FERC last week denied a petition in which Dynegy LNG Production Terminal L.P. asked the Commission to disclaim jurisdiction over the siting, construction and operation of the company’s planned liquefied natural gas (LNG) import facility in Hackberry, LA.

The Commission order rejected Dynegy LNG’s argument that when Congress removed FERC’s jurisdiction over the importation of LNG in the National Energy Policy Act of 1992, it also effectively ended the Commission’s authority over LNG import facilities. While the 1992 act did de-regulate the sale of imported natural gas and LNG as a commodity, the order said it left intact FERC’s jurisdiction over the siting, construction and operation of LNG facilities (CP01-423).

“..[E]xamination of the language in the Energy Policy Act, the legislative history of the act, and statements by members of the House of Representatives and Senate in support or opposition to the act, reveals no intent by Congress to remove Commission jurisdiction in these matters.” it noted.

While the decision was a “close call” on the legal merits, Chairman Pat Wood said he thought that “in light of the current environment, though, it is a better call” for FERC to continue exerting jurisdiction over LNG import facilities in the United States.

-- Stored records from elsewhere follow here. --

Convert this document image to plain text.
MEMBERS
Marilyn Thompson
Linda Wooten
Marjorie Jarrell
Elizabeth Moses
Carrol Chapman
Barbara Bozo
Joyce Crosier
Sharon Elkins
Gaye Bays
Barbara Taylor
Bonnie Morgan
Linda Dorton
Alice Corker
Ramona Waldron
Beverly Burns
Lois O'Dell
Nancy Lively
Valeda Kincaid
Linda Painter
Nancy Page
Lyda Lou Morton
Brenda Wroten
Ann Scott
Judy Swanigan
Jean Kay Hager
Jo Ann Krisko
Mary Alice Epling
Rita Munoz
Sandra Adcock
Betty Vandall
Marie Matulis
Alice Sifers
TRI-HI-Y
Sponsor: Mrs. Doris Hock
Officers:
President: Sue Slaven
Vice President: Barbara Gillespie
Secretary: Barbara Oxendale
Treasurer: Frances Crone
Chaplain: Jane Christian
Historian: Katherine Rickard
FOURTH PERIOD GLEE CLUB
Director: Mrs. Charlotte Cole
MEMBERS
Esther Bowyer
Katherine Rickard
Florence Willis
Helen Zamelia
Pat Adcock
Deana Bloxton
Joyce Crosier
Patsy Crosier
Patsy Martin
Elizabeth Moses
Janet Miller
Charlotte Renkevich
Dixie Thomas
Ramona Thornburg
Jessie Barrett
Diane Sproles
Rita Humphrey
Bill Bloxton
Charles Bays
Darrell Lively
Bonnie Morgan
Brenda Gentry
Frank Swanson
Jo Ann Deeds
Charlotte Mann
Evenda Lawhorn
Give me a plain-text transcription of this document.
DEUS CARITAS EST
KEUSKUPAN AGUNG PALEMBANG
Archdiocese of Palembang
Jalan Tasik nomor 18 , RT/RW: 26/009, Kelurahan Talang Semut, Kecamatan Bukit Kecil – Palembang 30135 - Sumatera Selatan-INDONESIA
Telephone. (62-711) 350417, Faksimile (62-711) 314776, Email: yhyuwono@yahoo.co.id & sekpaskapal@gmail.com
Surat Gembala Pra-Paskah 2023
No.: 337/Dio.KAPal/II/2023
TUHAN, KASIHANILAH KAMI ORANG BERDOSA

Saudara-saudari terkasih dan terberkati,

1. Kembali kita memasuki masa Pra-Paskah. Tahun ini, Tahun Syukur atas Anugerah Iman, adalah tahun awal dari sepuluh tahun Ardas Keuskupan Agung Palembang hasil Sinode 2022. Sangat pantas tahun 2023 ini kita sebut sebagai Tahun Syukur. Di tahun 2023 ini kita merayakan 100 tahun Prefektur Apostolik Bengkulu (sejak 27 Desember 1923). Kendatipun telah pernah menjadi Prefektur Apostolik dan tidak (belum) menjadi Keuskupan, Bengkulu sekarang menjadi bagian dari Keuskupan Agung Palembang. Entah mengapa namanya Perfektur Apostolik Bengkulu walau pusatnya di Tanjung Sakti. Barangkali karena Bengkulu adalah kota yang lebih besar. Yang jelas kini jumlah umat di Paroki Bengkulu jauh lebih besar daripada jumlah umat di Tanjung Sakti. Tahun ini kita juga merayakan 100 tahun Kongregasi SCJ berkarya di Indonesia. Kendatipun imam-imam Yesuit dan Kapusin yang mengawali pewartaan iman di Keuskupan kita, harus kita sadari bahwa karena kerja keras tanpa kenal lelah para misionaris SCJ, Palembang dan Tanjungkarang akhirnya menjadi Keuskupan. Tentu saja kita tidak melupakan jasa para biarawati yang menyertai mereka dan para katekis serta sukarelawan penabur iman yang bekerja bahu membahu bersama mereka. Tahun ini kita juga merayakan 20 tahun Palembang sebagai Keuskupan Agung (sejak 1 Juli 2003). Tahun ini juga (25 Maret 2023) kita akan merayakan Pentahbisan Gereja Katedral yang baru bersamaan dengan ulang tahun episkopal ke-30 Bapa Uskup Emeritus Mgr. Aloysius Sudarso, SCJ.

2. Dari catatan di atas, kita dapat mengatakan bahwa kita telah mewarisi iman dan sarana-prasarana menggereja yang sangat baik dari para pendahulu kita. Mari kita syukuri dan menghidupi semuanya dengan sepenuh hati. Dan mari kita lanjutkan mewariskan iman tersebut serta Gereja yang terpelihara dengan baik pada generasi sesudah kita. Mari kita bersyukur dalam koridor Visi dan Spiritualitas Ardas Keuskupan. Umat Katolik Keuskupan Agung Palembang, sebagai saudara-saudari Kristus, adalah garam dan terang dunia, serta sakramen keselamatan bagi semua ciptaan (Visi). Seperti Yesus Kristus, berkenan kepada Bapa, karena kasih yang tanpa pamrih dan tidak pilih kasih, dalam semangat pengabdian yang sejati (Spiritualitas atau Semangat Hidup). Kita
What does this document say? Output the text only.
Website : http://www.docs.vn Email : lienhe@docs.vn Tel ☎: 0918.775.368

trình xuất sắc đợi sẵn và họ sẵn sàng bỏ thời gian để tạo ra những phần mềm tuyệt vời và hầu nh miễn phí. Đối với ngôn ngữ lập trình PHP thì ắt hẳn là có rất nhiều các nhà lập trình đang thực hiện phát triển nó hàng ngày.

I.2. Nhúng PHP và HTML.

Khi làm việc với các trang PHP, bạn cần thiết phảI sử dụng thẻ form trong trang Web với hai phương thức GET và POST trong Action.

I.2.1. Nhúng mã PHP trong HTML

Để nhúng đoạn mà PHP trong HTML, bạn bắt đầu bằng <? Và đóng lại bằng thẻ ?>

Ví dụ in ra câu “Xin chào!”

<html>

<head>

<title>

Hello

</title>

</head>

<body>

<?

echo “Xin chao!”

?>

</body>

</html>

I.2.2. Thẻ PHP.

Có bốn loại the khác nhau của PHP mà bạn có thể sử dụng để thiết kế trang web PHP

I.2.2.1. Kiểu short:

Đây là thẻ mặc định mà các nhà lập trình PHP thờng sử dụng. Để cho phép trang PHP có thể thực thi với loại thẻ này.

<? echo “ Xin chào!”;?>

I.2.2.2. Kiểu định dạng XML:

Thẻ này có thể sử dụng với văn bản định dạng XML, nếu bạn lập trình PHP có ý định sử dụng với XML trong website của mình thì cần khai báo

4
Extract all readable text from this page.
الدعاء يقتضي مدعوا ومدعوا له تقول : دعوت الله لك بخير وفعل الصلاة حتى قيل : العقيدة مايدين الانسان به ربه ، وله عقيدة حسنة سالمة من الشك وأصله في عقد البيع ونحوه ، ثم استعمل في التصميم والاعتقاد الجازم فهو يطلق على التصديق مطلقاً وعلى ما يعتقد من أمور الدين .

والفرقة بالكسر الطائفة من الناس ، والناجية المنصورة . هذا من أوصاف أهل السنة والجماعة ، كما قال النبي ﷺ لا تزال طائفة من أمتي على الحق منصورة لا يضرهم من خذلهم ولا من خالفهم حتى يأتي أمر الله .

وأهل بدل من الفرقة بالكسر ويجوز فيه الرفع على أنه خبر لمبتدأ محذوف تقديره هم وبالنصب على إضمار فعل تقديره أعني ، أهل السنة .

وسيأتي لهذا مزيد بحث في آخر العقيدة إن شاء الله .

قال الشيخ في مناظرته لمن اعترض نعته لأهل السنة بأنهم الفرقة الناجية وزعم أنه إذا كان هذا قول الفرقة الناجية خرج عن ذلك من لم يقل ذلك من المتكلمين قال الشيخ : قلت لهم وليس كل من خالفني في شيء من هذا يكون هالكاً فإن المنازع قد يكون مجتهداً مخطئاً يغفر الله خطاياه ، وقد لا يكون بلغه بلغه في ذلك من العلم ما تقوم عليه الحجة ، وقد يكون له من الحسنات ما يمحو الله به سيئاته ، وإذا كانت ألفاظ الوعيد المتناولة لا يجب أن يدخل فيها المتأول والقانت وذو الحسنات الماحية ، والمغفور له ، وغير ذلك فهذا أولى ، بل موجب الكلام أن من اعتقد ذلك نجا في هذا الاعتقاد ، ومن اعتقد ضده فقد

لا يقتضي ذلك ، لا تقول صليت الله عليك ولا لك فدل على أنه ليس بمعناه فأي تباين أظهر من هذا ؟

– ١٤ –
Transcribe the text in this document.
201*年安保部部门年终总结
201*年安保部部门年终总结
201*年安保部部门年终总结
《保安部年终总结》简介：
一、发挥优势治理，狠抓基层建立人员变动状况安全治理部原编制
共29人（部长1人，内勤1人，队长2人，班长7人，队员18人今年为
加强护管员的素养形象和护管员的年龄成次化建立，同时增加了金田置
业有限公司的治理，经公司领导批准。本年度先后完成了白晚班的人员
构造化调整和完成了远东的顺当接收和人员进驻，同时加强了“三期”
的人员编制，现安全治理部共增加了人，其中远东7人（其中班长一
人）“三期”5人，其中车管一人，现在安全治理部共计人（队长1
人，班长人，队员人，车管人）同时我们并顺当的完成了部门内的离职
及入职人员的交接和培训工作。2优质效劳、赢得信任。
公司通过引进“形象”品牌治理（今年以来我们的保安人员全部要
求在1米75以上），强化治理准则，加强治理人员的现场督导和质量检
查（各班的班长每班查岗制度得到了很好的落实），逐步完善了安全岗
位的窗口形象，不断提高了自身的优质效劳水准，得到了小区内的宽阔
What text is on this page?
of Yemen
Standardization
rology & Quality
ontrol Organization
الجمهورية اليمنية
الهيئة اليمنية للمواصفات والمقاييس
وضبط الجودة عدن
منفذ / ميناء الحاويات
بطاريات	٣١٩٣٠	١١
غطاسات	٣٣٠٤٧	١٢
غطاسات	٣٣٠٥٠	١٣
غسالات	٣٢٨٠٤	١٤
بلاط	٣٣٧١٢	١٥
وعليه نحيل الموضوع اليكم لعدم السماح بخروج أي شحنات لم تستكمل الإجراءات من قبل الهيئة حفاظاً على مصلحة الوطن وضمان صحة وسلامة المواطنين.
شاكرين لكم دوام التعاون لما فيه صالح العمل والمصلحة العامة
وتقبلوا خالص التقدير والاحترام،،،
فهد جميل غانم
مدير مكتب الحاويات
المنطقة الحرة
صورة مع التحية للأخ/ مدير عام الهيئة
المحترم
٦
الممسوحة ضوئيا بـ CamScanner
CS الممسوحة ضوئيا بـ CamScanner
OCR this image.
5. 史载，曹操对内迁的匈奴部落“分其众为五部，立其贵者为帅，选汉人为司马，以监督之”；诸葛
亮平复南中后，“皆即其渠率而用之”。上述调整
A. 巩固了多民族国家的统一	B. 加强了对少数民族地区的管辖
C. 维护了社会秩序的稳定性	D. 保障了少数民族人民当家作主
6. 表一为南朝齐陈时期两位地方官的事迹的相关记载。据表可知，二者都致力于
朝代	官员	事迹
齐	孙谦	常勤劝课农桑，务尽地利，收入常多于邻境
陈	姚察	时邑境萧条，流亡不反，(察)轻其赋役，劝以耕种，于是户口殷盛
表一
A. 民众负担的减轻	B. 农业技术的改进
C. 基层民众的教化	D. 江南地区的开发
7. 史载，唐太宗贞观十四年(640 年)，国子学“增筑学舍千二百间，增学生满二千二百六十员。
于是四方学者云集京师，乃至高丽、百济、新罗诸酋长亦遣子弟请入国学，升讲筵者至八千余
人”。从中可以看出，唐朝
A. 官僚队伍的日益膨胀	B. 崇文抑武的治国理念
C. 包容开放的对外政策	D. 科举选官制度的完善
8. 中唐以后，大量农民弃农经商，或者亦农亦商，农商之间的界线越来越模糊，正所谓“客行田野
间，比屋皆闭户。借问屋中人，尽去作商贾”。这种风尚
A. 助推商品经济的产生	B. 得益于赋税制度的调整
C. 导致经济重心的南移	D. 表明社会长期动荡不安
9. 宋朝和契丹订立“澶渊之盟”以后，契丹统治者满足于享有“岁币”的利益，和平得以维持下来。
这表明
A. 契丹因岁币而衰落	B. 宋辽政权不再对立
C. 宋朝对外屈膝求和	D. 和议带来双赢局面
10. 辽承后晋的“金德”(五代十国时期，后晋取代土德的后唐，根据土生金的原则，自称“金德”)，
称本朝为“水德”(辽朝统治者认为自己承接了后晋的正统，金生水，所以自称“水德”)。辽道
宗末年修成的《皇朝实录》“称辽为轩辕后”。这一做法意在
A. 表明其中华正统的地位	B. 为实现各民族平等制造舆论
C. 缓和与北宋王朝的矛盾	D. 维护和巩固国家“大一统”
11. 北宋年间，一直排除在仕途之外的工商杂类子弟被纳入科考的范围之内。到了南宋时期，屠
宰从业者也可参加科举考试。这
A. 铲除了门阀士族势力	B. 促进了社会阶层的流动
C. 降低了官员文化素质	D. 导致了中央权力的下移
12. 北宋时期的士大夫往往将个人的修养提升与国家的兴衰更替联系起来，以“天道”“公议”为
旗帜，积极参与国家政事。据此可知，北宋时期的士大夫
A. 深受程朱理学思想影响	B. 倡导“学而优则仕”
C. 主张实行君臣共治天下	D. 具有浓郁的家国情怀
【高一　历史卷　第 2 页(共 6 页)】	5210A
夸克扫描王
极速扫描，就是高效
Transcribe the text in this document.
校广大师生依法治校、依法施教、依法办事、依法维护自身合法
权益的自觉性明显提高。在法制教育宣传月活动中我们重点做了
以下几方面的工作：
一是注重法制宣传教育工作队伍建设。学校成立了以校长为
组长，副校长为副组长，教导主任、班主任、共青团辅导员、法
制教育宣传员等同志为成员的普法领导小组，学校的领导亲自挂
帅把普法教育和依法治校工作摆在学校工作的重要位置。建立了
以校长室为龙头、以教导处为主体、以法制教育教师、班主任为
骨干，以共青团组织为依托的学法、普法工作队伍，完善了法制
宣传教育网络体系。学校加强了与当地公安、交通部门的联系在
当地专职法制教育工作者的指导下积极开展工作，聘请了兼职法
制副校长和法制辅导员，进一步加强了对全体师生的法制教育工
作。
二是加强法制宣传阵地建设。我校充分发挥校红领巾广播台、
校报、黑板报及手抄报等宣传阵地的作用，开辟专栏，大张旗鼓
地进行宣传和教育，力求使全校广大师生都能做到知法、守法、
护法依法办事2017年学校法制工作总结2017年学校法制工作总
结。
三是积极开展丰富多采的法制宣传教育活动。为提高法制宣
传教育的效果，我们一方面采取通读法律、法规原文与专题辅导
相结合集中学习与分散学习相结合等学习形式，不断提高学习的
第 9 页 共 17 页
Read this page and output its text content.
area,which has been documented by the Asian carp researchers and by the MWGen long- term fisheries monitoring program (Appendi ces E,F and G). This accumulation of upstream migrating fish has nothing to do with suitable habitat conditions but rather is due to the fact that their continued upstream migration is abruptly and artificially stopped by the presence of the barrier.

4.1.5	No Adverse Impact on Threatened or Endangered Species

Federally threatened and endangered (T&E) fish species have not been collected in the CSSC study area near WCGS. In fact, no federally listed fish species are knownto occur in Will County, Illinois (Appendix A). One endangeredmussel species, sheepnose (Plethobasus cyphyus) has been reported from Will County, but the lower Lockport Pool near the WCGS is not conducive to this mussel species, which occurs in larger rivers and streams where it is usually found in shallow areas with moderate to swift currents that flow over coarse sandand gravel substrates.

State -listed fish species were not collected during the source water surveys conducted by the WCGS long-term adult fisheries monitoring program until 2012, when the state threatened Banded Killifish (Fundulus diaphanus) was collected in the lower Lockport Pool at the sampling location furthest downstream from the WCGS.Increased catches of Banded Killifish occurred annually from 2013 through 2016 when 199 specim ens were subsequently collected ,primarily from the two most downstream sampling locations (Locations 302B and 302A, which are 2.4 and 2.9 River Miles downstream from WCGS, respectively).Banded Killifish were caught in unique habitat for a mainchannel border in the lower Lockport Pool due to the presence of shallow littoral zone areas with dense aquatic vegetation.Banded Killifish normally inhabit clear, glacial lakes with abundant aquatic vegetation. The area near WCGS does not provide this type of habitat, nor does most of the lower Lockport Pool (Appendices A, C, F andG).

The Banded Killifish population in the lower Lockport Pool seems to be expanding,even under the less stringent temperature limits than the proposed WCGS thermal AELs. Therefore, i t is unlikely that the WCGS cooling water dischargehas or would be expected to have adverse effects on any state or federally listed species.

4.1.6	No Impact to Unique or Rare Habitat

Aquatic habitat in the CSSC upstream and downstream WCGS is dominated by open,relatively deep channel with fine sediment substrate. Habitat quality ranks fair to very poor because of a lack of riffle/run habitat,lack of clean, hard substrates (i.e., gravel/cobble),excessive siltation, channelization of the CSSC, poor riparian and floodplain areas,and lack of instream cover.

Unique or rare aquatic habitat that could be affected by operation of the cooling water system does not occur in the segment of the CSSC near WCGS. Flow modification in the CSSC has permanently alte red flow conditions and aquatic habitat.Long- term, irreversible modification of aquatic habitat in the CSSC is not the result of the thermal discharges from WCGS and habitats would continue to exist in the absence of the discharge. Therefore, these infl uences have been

Granting Dynegy LNG’s petition would have been “unacceptable” from a regulatory standpoint, said Commissioner William Massey during FERC’s regular meeting last Tuesday. “The logical extension of this petition is that a large company could build an LNG import facility, and pick and choose both the customers to be served and its own price.”

In the event its petition was denied, Dynegy had asked FERC to treat its petition as an application for import authority. The Commission denied the request on the grounds that it lacked such authority. “Applications for authority to import natural gas must be submitted to the Department of Energy,” the order said.

The planned Dynegy LNG import facility in Louisiana would have the capability to receive and vaporize 750 MMcf/d initially, and be expanded to 1.5 Bcf/d later. The company also said it intends to build a header pipeline that would connect the plant to multiple interstate pipelines. The project is expected to be in service in the fourth quarter of 2003.